Greek Referendum: Win Win for Europe

Greek Referendum: A Win Win for Europe.

So the Greek vote has lobbed a grenade into the Eurozone. Nobody should be surprised. After five years of austerity resulting in massive unemployment, extreme levels of poverty, a startling rise in suicide and 30% wipe out of Greek’s GDP; Greek voters yesterday stood against  the economic ‘terrorists’ and ‘blackmailers’ and openly supported their government giving them a clear mandate to negotiate a better deal.

Despite the celebrations on the streets of Athens tonight, further hardship lies ahead for the Greek people, the vote will not overnight solve the deep and destructive crises that has its roots as far back as the eighties when successive Greek governments overspent and ultimately cooked the books with the help of esteemed financial experts and managed to blag their way into the Euro family.

It seems now that this family has become somewhat dysfunctional. Greece is by all accounts the black sheep , like an errant teenager who has partied too much, the hangover is debilitating. Greek leaders have seen austerity destroy their economic society while most of the bailout was used to pay off debt interest rather than invest in the countries economic and social infrastucture. It is now up to SYRIZA to navigate a way out of the mess in agreement with the institutions.

The Institutions are part of a fairly strong wall of steel behind which the EU are hiding, refusing to deal with realities and hoping that the traditional right – wing economic model which demolished the world economy recently will somehow come good. It will not. It cannot, because Greece has a debt problem that is simply unsustainable and further Austerity is likely to drive the country over the edge with catastrophic consequences.

Despite this, the situation could be a Win Win for Europe. If Greece seals a better deal – relief on austerity and a re-organisation of their debt responsibilities – it will contribute to establishing a sustainable growth situation. Other countries that are struggling might also benefit by arguing for a similar deal in the context of their own specific circumstances. More importantly the lesson of Greece will at some stage force an acceptance within the broader EU family that the systemic faults in how a stateless currency operates needs to be addressed as a matter of urgency.

Europe is a toddler learning to walk and talk and develop its identity. There will be many stumbles, with the Greece situation been arguably the worst so far. Europe has to listen to the Greek vote and heed the cry.
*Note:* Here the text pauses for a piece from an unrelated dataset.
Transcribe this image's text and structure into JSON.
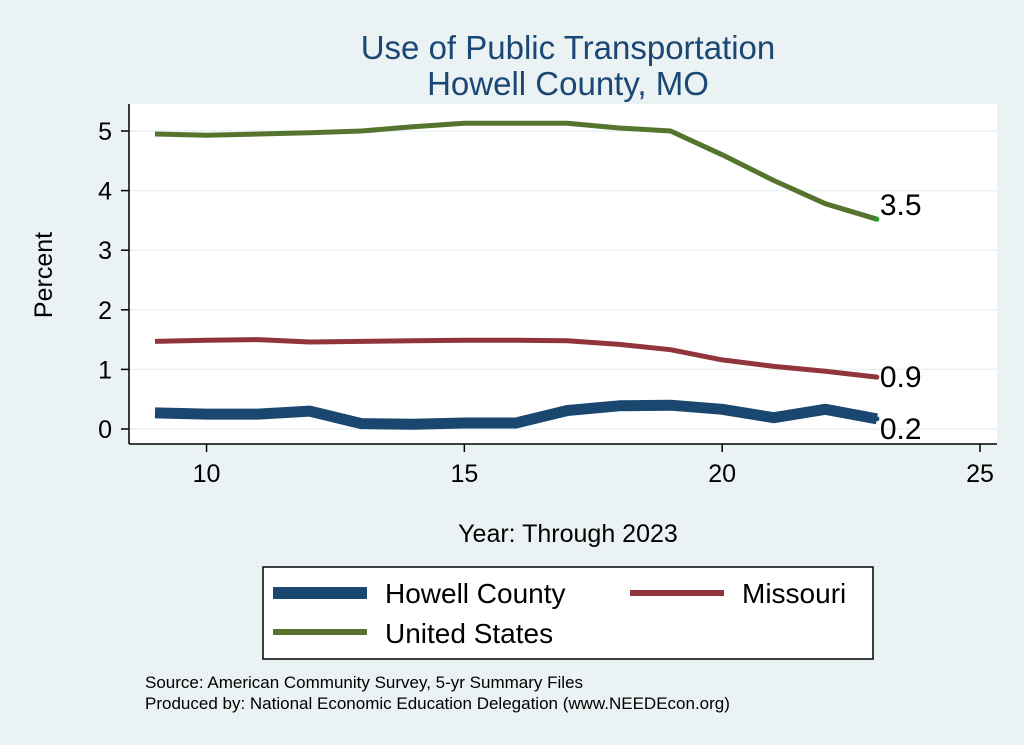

Starving a group of people into submission because they dare vote for a party that has the cheek to challenge the prevailing economic paradigm is pointless. And trying to create the circumstances that will lead to the collapse of a democratic government is just plain dangerous. Worst of all, refusing to accept that the Greek economy has no hope of surviving under the current arrangements is basically reckless.

The Greek people stood up against what has been described as blackmail and economic terrorism. They stood alone and have now forced the entire EU family to think again. Irish people have some idea of what it is like to stand alone against a bully and fight for your life. Today Greece gave us all a valuable lesson on what can be achieved when democracy prevails and an entire society refuses to be trambled under the foot of the worst excesses  of neo liberal capitalism. Nobody is quite sure what will happen next and while Greece have not yet won the war, they have certainly won a very important battle.